Emissions tick up … again
Scientists say that to avoid the worst effects of climate change, humans must rapidly reduce their emissions of heat-trapping greenhouse gases.
In the long-term, the clean energy boom spurred by Biden’s climate law is expected to accelerate the drawdown of U.S. emissions, according to a report published last year by the data analytics firm Rhodium Group.
But recent evidence suggests that the U.S. is still not moving fast enough.
A preliminary analysis also published this month by Rhodium Group found that U.S. emissions grew 1.3% in 2022, increasing for the second straight year, but remaining just below pre-pandemic levels. Meanwhile, federal data shows 2022 was the sixth hottest year on record and that the last nine years were the nine warmest in 143 years of U.S. government record-keeping.
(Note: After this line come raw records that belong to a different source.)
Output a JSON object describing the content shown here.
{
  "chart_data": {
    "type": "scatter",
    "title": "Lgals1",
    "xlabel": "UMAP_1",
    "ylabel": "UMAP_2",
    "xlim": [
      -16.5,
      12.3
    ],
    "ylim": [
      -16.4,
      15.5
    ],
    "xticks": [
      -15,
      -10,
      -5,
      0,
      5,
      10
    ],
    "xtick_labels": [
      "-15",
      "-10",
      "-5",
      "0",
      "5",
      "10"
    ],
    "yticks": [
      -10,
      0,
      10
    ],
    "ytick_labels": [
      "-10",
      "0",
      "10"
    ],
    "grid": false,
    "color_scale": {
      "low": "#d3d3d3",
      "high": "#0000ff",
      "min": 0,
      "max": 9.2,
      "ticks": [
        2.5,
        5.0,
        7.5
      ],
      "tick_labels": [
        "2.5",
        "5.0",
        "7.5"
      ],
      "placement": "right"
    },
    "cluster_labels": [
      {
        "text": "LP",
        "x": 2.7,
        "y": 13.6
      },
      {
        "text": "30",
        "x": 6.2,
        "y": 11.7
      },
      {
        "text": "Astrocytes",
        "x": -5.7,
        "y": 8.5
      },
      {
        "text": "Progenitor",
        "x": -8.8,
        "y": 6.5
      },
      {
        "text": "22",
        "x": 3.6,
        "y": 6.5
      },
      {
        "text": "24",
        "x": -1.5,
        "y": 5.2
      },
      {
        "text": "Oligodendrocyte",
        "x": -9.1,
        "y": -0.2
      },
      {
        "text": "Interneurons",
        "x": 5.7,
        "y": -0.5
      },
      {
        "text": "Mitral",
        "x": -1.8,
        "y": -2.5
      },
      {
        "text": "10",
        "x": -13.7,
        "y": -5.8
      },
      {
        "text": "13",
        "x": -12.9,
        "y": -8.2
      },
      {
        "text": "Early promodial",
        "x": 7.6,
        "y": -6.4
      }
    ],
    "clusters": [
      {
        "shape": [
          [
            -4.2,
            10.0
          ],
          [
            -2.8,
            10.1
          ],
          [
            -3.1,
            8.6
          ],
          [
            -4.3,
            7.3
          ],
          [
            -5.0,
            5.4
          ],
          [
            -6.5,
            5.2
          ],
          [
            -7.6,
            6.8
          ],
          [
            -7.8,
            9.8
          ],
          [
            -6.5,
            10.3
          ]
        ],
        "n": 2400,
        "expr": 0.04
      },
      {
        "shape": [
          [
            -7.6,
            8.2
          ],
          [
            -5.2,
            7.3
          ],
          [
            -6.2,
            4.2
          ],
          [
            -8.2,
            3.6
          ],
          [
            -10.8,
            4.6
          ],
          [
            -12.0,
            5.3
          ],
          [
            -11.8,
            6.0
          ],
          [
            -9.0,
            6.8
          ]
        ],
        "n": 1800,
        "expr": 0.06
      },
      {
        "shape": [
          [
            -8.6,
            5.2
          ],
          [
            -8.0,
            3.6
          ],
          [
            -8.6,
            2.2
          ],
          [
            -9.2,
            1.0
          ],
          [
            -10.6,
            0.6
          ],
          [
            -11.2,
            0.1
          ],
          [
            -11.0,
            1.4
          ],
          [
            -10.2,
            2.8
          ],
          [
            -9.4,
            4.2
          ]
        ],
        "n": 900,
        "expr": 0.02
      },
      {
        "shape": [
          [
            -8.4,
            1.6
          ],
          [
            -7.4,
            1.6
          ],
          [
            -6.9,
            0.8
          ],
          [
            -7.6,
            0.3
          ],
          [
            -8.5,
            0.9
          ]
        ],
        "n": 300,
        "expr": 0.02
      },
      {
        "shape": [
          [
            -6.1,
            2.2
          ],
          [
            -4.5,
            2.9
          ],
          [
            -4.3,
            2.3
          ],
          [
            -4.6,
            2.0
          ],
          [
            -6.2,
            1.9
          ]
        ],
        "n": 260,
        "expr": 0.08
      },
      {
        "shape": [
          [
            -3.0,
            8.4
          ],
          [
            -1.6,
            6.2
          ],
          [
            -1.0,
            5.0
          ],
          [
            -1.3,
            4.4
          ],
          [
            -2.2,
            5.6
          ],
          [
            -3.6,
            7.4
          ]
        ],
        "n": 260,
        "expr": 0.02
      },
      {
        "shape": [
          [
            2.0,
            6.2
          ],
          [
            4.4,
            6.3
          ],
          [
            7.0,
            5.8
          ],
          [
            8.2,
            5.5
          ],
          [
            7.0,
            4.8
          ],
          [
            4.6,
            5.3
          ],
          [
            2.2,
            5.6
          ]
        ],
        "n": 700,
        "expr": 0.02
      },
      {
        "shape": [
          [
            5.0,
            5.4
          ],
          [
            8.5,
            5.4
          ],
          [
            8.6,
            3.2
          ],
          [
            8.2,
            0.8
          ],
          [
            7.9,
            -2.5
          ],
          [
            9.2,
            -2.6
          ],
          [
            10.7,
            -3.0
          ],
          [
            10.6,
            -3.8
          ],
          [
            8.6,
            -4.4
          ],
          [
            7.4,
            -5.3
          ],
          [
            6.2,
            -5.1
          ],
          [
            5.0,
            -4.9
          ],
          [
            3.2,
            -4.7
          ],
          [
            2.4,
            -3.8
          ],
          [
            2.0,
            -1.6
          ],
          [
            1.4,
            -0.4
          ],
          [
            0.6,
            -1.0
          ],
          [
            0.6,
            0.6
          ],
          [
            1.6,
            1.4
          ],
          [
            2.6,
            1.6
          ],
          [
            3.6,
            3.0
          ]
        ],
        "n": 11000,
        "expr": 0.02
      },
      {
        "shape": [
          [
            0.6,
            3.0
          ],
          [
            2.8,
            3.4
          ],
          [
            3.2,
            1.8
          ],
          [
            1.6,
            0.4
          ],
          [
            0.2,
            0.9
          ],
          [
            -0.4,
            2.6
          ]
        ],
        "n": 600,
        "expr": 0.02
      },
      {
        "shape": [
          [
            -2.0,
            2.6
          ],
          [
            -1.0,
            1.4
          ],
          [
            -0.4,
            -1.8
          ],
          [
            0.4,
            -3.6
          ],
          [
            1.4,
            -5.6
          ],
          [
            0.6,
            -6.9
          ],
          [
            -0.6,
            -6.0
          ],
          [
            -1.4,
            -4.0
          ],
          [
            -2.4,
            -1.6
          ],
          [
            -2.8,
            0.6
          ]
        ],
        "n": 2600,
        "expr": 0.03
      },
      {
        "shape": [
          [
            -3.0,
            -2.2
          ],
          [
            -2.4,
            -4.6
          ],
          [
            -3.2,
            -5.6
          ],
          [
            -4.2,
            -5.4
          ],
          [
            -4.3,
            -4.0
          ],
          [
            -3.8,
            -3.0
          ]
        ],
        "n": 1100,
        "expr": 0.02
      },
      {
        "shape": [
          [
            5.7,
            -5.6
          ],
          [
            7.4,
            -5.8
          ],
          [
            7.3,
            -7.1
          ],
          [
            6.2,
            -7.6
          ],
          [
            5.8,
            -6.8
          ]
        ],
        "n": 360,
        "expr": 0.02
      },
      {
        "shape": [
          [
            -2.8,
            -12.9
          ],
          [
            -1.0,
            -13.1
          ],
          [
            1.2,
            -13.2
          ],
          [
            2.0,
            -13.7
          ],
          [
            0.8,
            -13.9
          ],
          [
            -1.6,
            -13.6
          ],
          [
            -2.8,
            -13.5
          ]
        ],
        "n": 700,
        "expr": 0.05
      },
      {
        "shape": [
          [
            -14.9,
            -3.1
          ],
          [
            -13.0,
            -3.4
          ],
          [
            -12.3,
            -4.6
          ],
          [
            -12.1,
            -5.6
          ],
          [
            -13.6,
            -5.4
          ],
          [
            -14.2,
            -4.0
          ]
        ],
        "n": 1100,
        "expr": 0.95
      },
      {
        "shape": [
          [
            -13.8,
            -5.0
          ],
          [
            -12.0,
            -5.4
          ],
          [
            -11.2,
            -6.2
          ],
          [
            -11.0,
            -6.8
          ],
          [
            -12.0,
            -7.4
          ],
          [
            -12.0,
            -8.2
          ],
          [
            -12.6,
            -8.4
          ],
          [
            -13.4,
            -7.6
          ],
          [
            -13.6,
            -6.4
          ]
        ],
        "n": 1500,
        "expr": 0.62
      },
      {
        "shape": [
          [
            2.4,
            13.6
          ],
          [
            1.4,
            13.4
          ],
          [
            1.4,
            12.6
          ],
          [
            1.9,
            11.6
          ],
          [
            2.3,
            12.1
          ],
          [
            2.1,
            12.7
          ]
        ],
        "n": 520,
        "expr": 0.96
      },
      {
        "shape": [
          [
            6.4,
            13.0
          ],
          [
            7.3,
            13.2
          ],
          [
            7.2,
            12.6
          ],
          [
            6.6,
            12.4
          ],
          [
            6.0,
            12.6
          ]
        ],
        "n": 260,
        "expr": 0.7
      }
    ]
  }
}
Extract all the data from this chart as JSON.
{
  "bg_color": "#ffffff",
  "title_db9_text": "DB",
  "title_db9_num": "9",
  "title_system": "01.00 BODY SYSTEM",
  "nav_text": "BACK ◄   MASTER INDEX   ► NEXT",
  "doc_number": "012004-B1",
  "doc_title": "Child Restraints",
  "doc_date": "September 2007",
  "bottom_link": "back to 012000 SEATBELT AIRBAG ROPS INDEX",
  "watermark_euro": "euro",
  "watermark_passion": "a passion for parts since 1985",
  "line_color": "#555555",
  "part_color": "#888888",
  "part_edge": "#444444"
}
Clean energy manufacturing is already set to boom in Georgia, but Ossoff said the recent temperature and emissions figures suggest even more expansion could be on the horizon as countries scramble to achieve their climate goals.
“Economies around the world are racing to transition to cleaner and more renewable forms of energy production,” Ossoff said. “That’s one of the reasons that there is skyrocketing demand for these products that will be produced right here in Georgia.”